- - Tuesday, October 11, 2016

ANALYSIS/OPINION:

In the second presidential debate, Hillary Clinton once again failed to mention one of the biggest problems facing America — the fact that our businesses cannot compete with the rest of the world. Because the U.S. tax code has not been updated for three decades, American businesses today face the highest rates in the world and are subject to a complex system of double taxation.

This outdated system has forced almost 50 American businesses to leave the country through an inversion during the past decade. Over the same period, we have had a net loss of $179 billion in assets in the global market, according to a report by Ernst and Young. In all, our outdated code has cost us as much as $800 billion in assets and 1,300 companies in the past decade. This problem will only get worse, as other countries continue to develop and reform their tax codes. American innovation and ingenuity is no longer enough to keep jobs and businesses in the country in today’s increasingly globalized world.

During the past eight years, there was agreement on the problem, but never the solution. Democrats like President Obama called for tax reform that would result in a net tax increase and double down on the system of double taxation. Republicans called for simplifying the code and passing pro-growth policies to encourage more investment and higher-paying jobs.

In the 2016 election cycle, Republicans continue to call for pro-growth reform. The Better Way Tax Reform proposal released by House Speaker Paul Ryan, Wisconsin Republican, and Ways and Means Chairman Kevin Brady, Texas Republican, calls for a globally competitive rate and an end to the double taxation of American businesses. Donald Trump has similarly proposed updating the code and even called for bringing back the trillions of dollars stranded overseas through tax reform to be reinvested in jobs and the economy.

In contrast, Mrs. Clinton has refused to even acknowledge the problem. Instead, she is calling for more than $1 trillion in higher taxes, including a $275 billion tax hike through unspecified “business tax reform,” and an $80 billion exit tax on businesses that move because of our uncompetitive system. She has also proposed an income tax hike, several capital gains tax hikes, a 65 percent death tax, a new financial transactions tax, and has opened the door to a carbon tax. A top campaign adviser even suggested “the U.S. has been doing pretty well when it comes to competitiveness.”

Hillary’s refusal to address business competitiveness puts her at odds with her fellow Democrats who have called for lowering business tax rates and updating the system. Bill Clinton has called for lowering the “uncompetitive rate,” while Mr. Obama has proposed lowering the corporate tax rate from 35 percent to 28 percent in past budgets. Senate Finance Committee Ranking Member Ron Wyden of Oregon proposed lowering the corporate tax rate to 24 percent in his tax reform plan. They propose this as part of a net tax increase to finance vast new spending programs but, unlike Mrs. Clinton, they call for a net tax increase, while Republicans call for across-the-board tax cuts.

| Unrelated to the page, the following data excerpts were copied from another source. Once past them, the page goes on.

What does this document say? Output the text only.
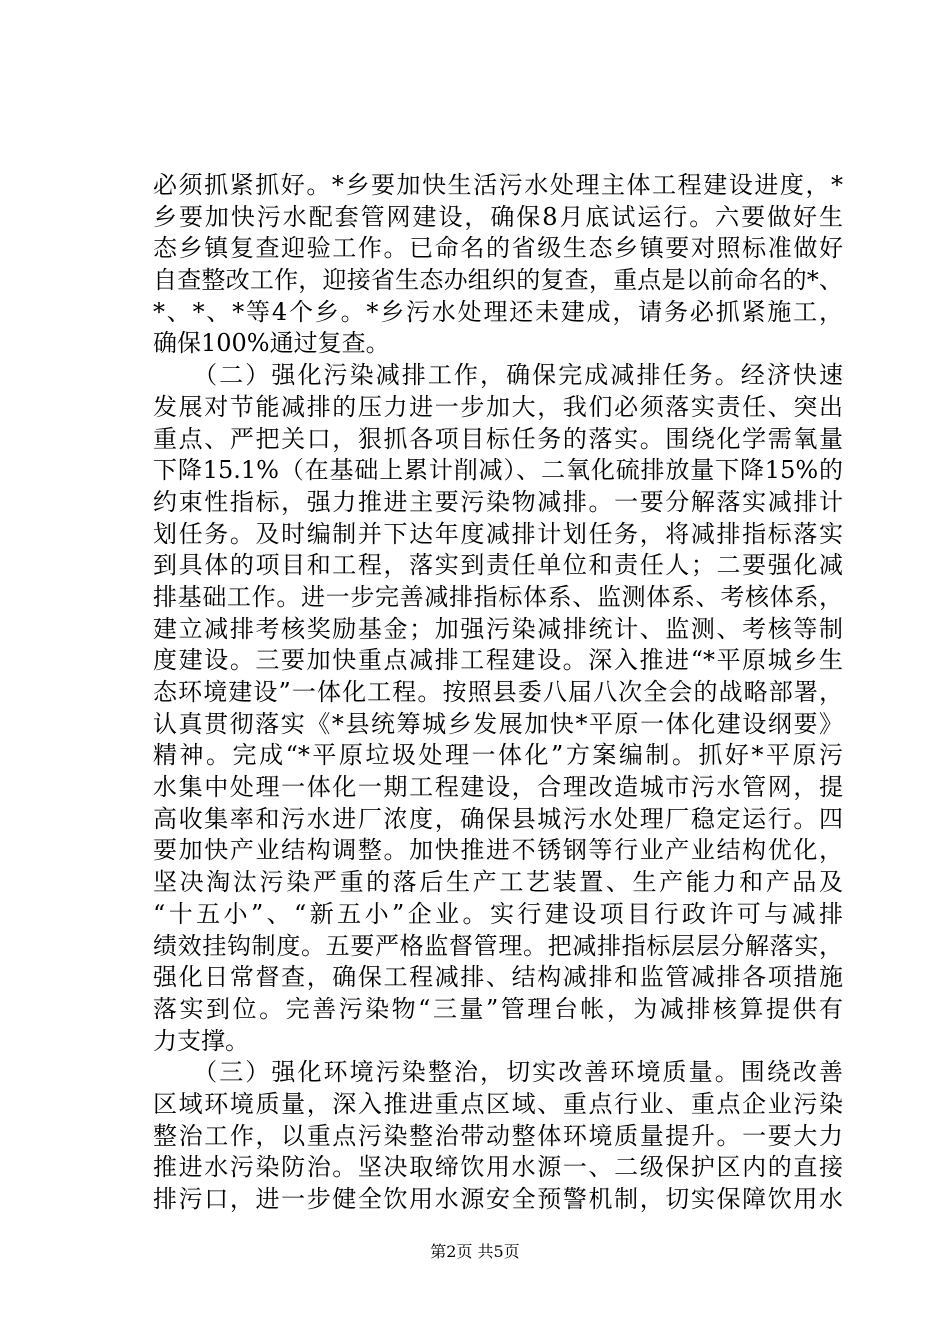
必须抓紧抓好。*乡要加快生活污水处理主体工程建设进度，*
乡要加快污水配套管网建设，确保8月底试运行。六要做好生
态乡镇复查迎验工作。已命名的省级生态乡镇要对照标准做好
自查整改工作，迎接省生态办组织的复查，重点是以前命名的*、
*、*、*等4个乡。*乡污水处理还未建成，请务必抓紧施工，
确保100%通过复查。
　　（二）强化污染减排工作，确保完成减排任务。经济快速
发展对节能减排的压力进一步加大，我们必须落实责任、突出
重点、严把关口，狠抓各项目标任务的落实。围绕化学需氧量
下降15.1%（在基础上累计削减）、二氧化硫排放量下降15%的
约束性指标，强力推进主要污染物减排。一要分解落实减排计
划任务。及时编制并下达年度减排计划任务，将减排指标落实
到具体的项目和工程，落实到责任单位和责任人；二要强化减
排基础工作。进一步完善减排指标体系、监测体系、考核体系，
建立减排考核奖励基金；加强污染减排统计、监测、考核等制
度建设。三要加快重点减排工程建设。深入推进“*平原城乡生
态环境建设”一体化工程。按照县委八届八次全会的战略部署，
认真贯彻落实《*县统筹城乡发展加快*平原一体化建设纲要》
精神。完成“*平原垃圾处理一体化”方案编制。抓好*平原污
水集中处理一体化一期工程建设，合理改造城市污水管网，提
高收集率和污水进厂浓度，确保县城污水处理厂稳定运行。四
要加快产业结构调整。加快推进不锈钢等行业产业结构优化，
坚决淘汰污染严重的落后生产工艺装置、生产能力和产品及
“十五小”、“新五小”企业。实行建设项目行政许可与减排
绩效挂钩制度。五要严格监督管理。把减排指标层层分解落实，
强化日常督查，确保工程减排、结构减排和监管减排各项措施
落实到位。完善污染物“三量”管理台帐，为减排核算提供有
力支撑。
　　（三）强化环境污染整治，切实改善环境质量。围绕改善
区域环境质量，深入推进重点区域、重点行业、重点企业污染
整治工作，以重点污染整治带动整体环境质量提升。一要大力
推进水污染防治。坚决取缔饮用水源一、二级保护区内的直接
排污口，进一步健全饮用水源安全预警机制，切实保障饮用水
第2页 共5页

Hillary’s proposals are clearly outside the mainstream of political and economic thought. They also ignore the growing gap between our uncompetitive rate and those of our competitors. The U.S. corporate income tax rate is close to 15 percent higher than the average in the developed world. The tax rate has barely changed since tax reform was passed 30 years ago in 1986. At the time, we lowered our rate to 39 percent — below the developed average of 44 percent.

The United States and Chile are the only two developed countries that have higher corporate tax rates than they did in 2000. This high rate makes it difficult, if not impossible for our businesses to compete with competitors that have much lower rates, such as Canada (26.3 percent), the United Kingdom (20 percent), and Ireland (12.5 percent).

Pro-growth tax reform that cuts rates for all need not be viewed as costing the government money. As noted by the Congressional Budget Office, every 0.1 percent of higher economic growth equates to $286 billion in extra federal revenue, meaning an increase from 2 percent average growth to 3 percent growth would have economic benefits and would help resolve the government’s overspending problem. This also demonstrates that lawmakers should focus on policies that ensure strong economic growth rather than tax increases.

Instead of addressing American competitiveness, Mrs. Clinton continues to push a series of far-left tax hikes that will increase taxes on American businesses and families across the board. Hillary has shown she is an outlier among both Republicans and Democrats, who is not serious about addressing the issue.

Alexander Hendrie is federal affairs manager at Americans for Tax Reform.